The garden has a sort of a wild beauty about it,

with wild strawberries covering the ground like a carpet of rubies,

dandelions that have grown taller than the 6 foot fence, trying to reach the sky,

and a family of rabbits with eyes like onyx and fur like a silken coat.

The boy has gained control over his own life, going in his natural direction.

He has found his own road to walk,

 and though some may disapprove, or be disappointed,

 it is of no matter.

 This road is not without its rough spots,

 and it may not be the one he walks his entire life,

but it is one which he chose on his own.

There are times where I think that the boy isn’t in the garden,

but rather that he is the garden.

 

Now I can look back and see

that the boy in the garden has been lost to the seas of time,

set adrift and only alive in these frozen moments.

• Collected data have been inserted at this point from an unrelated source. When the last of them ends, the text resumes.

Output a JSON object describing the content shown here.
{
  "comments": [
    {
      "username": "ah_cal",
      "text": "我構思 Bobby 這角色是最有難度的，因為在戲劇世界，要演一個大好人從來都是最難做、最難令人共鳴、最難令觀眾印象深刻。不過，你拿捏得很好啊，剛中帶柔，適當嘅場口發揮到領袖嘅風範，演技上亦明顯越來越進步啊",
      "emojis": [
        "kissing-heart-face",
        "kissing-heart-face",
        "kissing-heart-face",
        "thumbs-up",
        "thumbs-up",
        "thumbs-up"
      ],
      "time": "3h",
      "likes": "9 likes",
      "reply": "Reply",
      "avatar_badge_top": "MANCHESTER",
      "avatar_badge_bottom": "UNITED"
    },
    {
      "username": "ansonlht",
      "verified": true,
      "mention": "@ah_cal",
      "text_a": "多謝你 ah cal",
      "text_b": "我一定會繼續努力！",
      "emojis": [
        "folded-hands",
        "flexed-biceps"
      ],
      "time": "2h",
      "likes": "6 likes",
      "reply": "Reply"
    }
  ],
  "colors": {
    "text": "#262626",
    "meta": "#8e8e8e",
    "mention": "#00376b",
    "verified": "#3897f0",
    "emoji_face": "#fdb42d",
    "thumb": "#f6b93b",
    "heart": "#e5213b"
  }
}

He is alive in the memories, the emotions, and the longing for childhood.

However, perhaps it is better that the innocent child is gone.

After all, the innocent cannot understand pain,

and without understanding it you cannot live with it.

 When I think of him, I feel sorrow,

 for he could not possibly have known the pain which was yet to come,

but he did not know the happiness either.

There are days when I pick up this picture and slip into the mindset of that young boy.

 He was always joyful, and the most pain he had ever known was a scraped knee.

Now, there is the pain of an absent father,

a sister confined to a wheelchair,

and the loss of family and friends.

Even now, as I gaze upon his smiling face, I wonder

“Where did he go? And when did I take his place?”